This classic Arabian Gulf is believed to originate from the nomadic Bedouin tribes hundreds of years ago, when people could use only foods not sensitive to high heat. As the cultural communication of modern cooking entered throughout the Middle East, new seasonings and vegetables were added to the original rice and meat.
- This dish is ideal for rice and beef lovers.
- Though it’s originally prepared with lamb, you can use desired type in this dish; some might even prefer chicken as a healthier choice nowadays.
- This is a festive and delicious recipe that suits cooking for one or for many.
- 3 Cups AbuKass rice
- 1whole chicken
- 6 Cups water
- 2 dried limes
- 5 tomatoes
- 2 onions, diced
- 5 garlic cloves, peeled and finely diced
- 1 tbsp. coriander, chopped
- ¼ cup olive oil
- Mixed spices as desired
- Salt & pepper as desired
- 1½ Cup tomatoes (ripe)
- ¼ Mint leaves
- 1 Cup green chili peppers
- Salt as desired
- Start by slicing onion, tomatoes and garlic in to wedges and chop fresh coriander.

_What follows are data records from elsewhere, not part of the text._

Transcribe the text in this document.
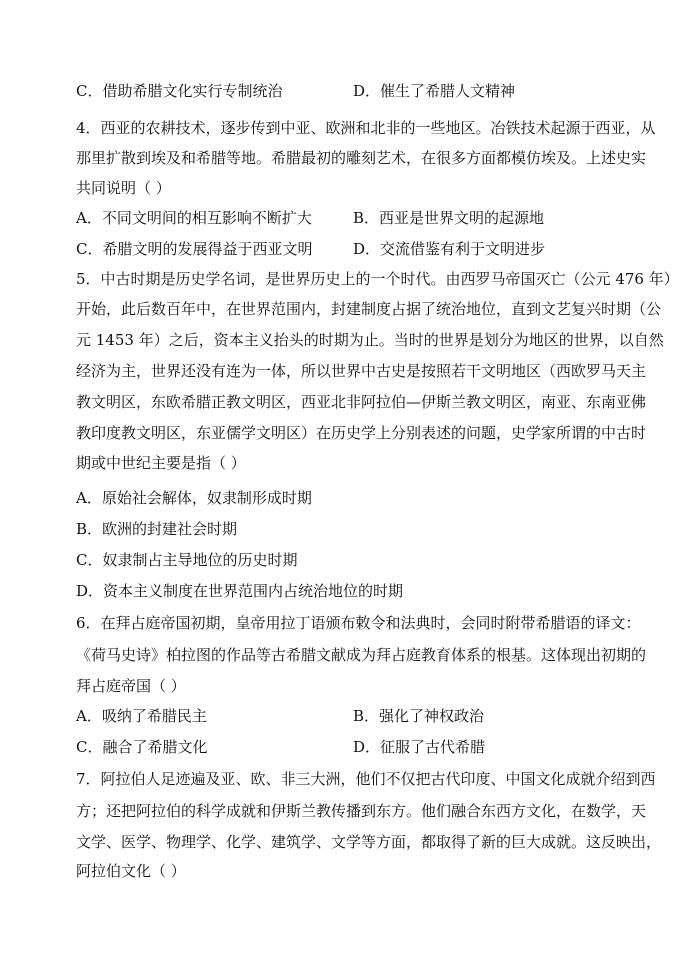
C．借助希腊文化实行专制统治	D．催生了希腊人文精神
4．西亚的农耕技术，逐步传到中亚、欧洲和北非的一些地区。冶铁技术起源于西亚，从
那里扩散到埃及和希腊等地。希腊最初的雕刻艺术，在很多方面都模仿埃及。上述史实
共同说明（ ）
A．不同文明间的相互影响不断扩大	B．西亚是世界文明的起源地
C．希腊文明的发展得益于西亚文明	D．交流借鉴有利于文明进步
5．中古时期是历史学名词，是世界历史上的一个时代。由西罗马帝国灭亡（公元 476 年）
开始，此后数百年中，在世界范围内，封建制度占据了统治地位，直到文艺复兴时期（公
元 1453 年）之后，资本主义抬头的时期为止。当时的世界是划分为地区的世界，以自然
经济为主，世界还没有连为一体，所以世界中古史是按照若干文明地区（西欧罗马天主
教文明区，东欧希腊正教文明区，西亚北非阿拉伯—伊斯兰教文明区，南亚、东南亚佛
教印度教文明区，东亚儒学文明区）在历史学上分别表述的问题，史学家所谓的中古时
期或中世纪主要是指（ ）
A．原始社会解体，奴隶制形成时期
B．欧洲的封建社会时期
C．奴隶制占主导地位的历史时期
D．资本主义制度在世界范围内占统治地位的时期
6．在拜占庭帝国初期，皇帝用拉丁语颁布敕令和法典时，会同时附带希腊语的译文：
《荷马史诗》柏拉图的作品等古希腊文献成为拜占庭教育体系的根基。这体现出初期的
拜占庭帝国（ ）
A．吸纳了希腊民主	B．强化了神权政治
C．融合了希腊文化	D．征服了古代希腊
7．阿拉伯人足迹遍及亚、欧、非三大洲，他们不仅把古代印度、中国文化成就介绍到西
方；还把阿拉伯的科学成就和伊斯兰教传播到东方。他们融合东西方文化，在数学，天
文学、医学、物理学、化学、建筑学、文学等方面，都取得了新的巨大成就。这反映出，
阿拉伯文化（ ）
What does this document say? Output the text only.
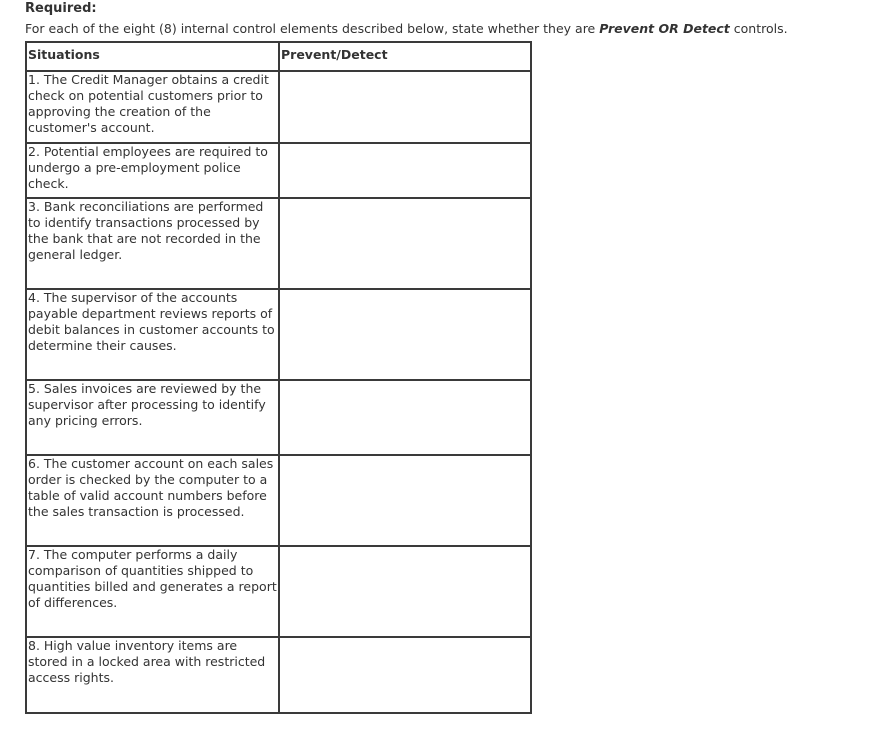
Required:
For each of the eight (8) internal control elements described below, state whether they are Prevent OR Detect controls.
Situations	Prevent/Detect
1. The Credit Manager obtains a credit check on potential customers prior to approving the creation of the customer's account.	
2. Potential employees are required to undergo a pre-employment police check.	
3. Bank reconciliations are performed to identify transactions processed by the bank that are not recorded in the general ledger.	
4. The supervisor of the accounts payable department reviews reports of debit balances in customer accounts to determine their causes.	
5. Sales invoices are reviewed by the supervisor after processing to identify any pricing errors.	
6. The customer account on each sales order is checked by the computer to a table of valid account numbers before the sales transaction is processed.	
7. The computer performs a daily comparison of quantities shipped to quantities billed and generates a report of differences.	
8. High value inventory items are stored in a locked area with restricted access rights.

- In medium casserole heat oil and sauté onions and garlic for 3 to 5 minutes, then add chicken and cook for a further 5 minutes. Add water spices, salt and dried limes and cook for 30 minutes.
- Add the rice to water and tomato, cover the mixture and bring to boil, turn the heat down and simmer for 15 to 20 minutes.
- To prepare sauce: Skin the tomatoes and mix all the ingredients together, and finally season to taste.
Garnish with chopped parsley, better served hot.